После ужина я прилег на узеньком жестком диване в кают–компании. Но почти тотчас мой отдых нарушили два краснофлотца — молодые ребята, блондин с голубыми глазами и нежной кожей лица и нескладный, толстощекий, с большими добрыми темными глазами.

Похоже, они пришли, чтобы удовлетворить свое любопытство в отношении меня. Разговор наш начался с ряда анкетных вопросов, которые они задавали мне с деликатными улыбками.

Когда я сообщил о себе основные биографические данные, толстощекий спросил:

— Стишок у вас есть какой–нибудь интересный? Я, знаете ли, стишки обожаю… — И, не ожидая моего ответа, он с большим чувством начал читать:

Жди меня, и я вернусь,

Только очень жди…

— Стихов у меня, к сожалению, нет, — сказал я, когда он кончил читать и мы с минуту помолчали. — Меня очень интересует один вопрос, только прошу, скажите от чистого сердца: что за человек ваш командир?

Может быть, мне и не следовало задавать этот вопрос подчиненным Снежкова, но он все больше интересовал меня, и я был, рад, когда на лицах морячков, столь не похожих друг на друга, расцвело почти одинаковое выражение тихого восторга.

— Наш командир — драгоценный человек, — таким же поволнованным голосом, каким он только что читал стихи, произнес толстощекий. А голубоглазый блондин добавил:

— И главное, он корабль любит, а потому — все понимает!

— На руках таких командиров надо носить, — подумав, добавил толстощекий. — О нем написать надо! Но, конечно, мы не спецы… Вы должны сделать это! — Он доверчиво взглянул мне в глаза. — Взять хотя бы случай, когда мы из окружения прорывались! — Он говорил с таким видом, будто это было известно не только мне, но вообще всему свету. — Ведь у любого другого командира пропал бы катер…

— Пропал бы! — подтвердил блондин с голубыми глазами.

— А как дело было? — спросил я.

— Как дело было? Очень просто дело было, — сказал толстощекий. — Мы ведь сперва на Дунае воевали. Воевали, воевали, и в один прекрасный день оказалось, что находимся в протоке Конка, а выйти из нее нам невозможно: немцы со всех сторон.

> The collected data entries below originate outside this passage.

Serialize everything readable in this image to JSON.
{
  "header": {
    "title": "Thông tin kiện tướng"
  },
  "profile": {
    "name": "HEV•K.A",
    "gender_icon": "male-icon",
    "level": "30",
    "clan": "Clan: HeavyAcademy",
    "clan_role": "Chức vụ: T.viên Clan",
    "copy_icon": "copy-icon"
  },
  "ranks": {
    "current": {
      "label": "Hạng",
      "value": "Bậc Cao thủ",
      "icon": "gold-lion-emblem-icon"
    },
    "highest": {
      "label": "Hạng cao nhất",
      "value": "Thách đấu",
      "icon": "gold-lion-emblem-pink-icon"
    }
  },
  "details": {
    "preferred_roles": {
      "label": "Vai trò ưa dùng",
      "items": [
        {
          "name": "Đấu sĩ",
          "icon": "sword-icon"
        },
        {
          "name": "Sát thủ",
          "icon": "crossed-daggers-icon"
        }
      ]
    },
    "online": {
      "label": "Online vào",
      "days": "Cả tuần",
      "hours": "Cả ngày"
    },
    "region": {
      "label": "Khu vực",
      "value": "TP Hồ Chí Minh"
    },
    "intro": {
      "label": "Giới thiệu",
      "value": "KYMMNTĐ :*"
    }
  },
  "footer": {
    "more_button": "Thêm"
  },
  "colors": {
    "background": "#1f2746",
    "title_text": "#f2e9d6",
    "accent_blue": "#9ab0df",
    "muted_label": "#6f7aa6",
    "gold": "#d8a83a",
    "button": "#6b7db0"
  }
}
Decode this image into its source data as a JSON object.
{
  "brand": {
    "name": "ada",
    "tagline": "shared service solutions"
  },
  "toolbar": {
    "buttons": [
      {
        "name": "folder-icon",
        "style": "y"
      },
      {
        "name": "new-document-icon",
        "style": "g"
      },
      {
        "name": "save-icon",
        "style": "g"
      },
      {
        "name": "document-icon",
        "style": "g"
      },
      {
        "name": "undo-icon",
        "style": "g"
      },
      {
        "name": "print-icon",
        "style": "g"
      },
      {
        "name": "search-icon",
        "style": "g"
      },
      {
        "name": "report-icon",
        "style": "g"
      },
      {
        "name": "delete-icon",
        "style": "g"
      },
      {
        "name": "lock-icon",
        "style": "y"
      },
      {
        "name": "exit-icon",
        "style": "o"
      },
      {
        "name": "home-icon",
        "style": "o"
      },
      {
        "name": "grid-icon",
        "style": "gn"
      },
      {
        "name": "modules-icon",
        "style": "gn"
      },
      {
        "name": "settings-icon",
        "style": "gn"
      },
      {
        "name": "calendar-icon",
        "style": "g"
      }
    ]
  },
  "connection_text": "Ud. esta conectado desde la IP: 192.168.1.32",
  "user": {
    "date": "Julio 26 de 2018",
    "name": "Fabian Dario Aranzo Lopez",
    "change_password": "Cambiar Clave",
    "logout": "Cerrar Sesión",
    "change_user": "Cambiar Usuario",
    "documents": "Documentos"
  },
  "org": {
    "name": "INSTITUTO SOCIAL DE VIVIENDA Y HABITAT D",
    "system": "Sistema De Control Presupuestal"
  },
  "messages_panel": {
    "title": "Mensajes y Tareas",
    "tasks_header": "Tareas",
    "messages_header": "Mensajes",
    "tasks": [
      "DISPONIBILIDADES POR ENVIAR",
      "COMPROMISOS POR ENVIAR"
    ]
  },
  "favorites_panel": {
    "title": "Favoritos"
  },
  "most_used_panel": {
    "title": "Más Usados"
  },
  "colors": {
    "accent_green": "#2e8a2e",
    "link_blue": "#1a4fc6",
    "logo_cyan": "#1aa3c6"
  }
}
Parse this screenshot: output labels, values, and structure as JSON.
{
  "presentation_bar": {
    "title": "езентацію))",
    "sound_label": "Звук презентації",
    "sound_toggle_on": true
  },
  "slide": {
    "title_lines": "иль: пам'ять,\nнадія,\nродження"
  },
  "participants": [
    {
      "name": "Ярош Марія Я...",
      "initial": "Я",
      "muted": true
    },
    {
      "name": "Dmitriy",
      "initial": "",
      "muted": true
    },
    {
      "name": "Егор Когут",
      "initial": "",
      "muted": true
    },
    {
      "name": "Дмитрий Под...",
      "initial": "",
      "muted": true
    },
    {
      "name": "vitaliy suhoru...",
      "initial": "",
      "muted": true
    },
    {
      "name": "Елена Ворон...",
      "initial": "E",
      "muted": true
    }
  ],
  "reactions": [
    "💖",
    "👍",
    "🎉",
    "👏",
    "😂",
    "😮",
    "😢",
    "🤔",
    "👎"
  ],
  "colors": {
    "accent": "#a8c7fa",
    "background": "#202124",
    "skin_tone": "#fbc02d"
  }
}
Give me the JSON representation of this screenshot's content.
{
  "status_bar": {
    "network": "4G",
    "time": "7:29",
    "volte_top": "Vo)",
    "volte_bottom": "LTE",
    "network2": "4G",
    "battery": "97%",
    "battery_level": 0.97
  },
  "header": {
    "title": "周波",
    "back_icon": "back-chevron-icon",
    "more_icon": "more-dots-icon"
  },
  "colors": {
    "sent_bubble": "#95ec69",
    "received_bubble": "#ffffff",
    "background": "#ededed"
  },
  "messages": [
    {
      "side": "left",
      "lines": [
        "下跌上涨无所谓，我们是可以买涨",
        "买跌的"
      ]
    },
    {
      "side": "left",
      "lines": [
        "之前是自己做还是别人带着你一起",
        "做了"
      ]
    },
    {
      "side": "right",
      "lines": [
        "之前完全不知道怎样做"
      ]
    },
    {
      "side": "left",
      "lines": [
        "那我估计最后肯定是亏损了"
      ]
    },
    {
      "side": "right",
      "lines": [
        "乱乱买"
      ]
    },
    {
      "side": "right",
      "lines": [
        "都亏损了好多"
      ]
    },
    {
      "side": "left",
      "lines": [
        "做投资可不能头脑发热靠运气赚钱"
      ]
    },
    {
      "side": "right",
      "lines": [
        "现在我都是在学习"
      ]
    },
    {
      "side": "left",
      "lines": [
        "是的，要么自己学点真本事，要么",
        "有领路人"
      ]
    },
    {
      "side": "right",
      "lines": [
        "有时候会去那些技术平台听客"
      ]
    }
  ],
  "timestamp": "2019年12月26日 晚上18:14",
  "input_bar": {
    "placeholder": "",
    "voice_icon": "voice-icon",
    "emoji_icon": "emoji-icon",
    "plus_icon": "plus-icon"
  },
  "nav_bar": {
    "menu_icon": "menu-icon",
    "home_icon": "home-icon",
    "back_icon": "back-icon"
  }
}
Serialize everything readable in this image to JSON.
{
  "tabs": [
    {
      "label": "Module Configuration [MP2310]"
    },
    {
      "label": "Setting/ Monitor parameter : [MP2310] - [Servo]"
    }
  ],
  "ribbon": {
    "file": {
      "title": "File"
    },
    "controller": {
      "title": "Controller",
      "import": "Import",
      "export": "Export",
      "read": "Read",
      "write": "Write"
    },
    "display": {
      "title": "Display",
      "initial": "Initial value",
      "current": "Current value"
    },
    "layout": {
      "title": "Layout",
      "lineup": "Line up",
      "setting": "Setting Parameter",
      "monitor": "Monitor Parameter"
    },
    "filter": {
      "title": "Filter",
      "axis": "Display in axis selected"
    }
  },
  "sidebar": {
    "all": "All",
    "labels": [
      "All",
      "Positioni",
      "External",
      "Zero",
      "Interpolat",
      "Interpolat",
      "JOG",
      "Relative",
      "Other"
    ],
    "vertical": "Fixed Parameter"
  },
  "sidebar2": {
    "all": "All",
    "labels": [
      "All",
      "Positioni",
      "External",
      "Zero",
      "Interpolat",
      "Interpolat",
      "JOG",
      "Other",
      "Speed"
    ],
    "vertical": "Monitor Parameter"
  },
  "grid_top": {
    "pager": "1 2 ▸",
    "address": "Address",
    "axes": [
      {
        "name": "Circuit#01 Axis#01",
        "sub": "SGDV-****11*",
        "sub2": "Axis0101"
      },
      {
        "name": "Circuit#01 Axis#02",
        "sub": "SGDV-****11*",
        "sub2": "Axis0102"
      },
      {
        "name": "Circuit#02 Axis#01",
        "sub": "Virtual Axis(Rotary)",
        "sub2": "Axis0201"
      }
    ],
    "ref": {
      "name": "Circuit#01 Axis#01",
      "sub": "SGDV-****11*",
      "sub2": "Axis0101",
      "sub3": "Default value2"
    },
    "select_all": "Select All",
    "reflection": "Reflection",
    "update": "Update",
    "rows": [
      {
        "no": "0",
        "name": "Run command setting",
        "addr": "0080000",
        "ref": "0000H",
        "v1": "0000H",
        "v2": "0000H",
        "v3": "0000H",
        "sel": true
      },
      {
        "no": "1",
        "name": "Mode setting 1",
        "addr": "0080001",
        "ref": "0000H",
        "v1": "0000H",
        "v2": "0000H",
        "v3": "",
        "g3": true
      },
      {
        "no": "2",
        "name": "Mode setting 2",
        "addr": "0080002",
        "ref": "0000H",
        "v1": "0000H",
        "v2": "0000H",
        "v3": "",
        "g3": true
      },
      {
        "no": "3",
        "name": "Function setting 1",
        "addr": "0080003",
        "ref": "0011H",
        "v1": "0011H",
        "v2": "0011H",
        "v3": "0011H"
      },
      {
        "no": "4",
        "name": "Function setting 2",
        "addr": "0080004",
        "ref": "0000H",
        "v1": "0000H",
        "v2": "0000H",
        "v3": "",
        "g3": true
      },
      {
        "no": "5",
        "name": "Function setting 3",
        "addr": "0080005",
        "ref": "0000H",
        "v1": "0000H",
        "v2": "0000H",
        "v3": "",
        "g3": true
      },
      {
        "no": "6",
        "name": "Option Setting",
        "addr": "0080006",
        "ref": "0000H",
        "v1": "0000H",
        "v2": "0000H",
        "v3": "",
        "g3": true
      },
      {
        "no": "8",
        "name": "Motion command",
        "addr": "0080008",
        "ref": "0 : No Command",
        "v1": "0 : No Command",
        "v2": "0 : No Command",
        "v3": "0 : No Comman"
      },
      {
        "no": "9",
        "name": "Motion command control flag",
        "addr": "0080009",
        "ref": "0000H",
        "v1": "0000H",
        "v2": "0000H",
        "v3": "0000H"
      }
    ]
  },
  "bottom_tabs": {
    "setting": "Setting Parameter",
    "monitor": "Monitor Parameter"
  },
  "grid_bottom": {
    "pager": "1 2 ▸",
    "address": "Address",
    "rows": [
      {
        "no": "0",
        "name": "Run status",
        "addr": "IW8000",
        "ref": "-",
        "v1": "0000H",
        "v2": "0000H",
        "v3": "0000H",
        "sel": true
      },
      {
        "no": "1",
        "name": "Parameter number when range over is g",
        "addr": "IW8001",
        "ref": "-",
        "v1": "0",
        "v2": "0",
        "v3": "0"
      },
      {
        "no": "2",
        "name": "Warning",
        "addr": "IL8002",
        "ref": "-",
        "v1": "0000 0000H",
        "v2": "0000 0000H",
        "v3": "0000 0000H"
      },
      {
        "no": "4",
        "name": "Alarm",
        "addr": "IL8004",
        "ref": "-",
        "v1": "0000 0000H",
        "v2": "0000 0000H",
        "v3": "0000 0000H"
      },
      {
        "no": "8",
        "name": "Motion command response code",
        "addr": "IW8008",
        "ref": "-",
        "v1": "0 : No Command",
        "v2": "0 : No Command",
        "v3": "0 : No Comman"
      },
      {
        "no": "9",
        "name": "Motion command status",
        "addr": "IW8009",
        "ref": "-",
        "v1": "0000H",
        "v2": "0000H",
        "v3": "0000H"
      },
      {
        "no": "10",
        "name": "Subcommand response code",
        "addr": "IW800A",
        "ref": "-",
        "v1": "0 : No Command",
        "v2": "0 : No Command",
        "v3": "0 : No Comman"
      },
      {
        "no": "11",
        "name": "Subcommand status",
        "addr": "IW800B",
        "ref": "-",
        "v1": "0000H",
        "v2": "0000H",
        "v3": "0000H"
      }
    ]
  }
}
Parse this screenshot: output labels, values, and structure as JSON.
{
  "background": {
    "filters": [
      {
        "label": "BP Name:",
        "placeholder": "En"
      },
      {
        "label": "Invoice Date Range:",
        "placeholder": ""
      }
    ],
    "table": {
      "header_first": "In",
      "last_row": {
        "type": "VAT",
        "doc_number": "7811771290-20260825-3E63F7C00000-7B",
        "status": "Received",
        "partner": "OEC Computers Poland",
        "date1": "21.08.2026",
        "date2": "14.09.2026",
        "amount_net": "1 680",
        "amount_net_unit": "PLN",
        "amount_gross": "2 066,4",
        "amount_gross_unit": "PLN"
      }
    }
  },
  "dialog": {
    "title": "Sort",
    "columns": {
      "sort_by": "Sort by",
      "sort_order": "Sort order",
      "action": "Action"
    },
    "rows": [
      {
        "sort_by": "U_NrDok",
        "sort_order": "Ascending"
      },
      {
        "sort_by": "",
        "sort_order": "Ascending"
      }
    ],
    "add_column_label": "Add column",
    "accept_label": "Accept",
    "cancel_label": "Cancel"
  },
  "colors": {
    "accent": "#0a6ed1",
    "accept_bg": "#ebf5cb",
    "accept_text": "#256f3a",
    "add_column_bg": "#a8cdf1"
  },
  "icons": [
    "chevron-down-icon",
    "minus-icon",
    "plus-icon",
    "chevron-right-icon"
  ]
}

— Ну и как же, прорвались? — спросил я.

— Нет, сперва мы ждали приказа. Сидим, ждем. Продукты кончились, — сказал блондин, улыбаясь, словно это обстоятельство особенно украсило их жизнь.

— Да, продукты кончились, есть нам нечего, — подтвердил толстощекий. — Тогда старший лейтенант Снежков…

— Он еще лейтенантом был. — поправил блондин.

— Ага, тогда он еще лейтенантом был… Вот он и говорит: «Булавки есть?» — «Есть», — говорим. «Давайте рыболовную сеть готовить». Наготовили мы крючков, занялись рыболовством. Ну конечно, особенно много не наловили, — питались один раз в сутки. И простояли мы так, словно Робинзоны какие–нибудь, двадцать восемь дней и столько же ночей! И вот приходит приказ: «Прорваться во что бы то ни стало!» Выбрали мы ночку потемнее — и на прорыв. А все фарватеры заминированы…

— Идем самым малым ходом, прямо ползем! — сказал, порываясь перехватить рассказ, блондин.

— Идем самым малым ходом, прямо ползем. Выбираем места помельче. А грунт все время прощупываем футштоком… Шли всю ночь и вышли из окружения…

— Фрицы пронюхали — высылают самолеты, — сказал блондин. — Налетело на нас три «козла» и «мессер-109». А нам уже это дело привычное… Как мы дали, как дали им! Один «юнкере» спикировал в воду. А старший лейтенант Снежков улыбается: «Что–то прохладно нынче… А ну–ка, еще огоньку!» В общем, угнали мы фрицев, да ненадолго. Часов в восемь утра нагрянуло восемнадцать «козлов». Дым, грохот, свист! Одной бомбой ка–ак жахнет, ну совсем рядом, если б не сманеврировали, в куски бы разнесло…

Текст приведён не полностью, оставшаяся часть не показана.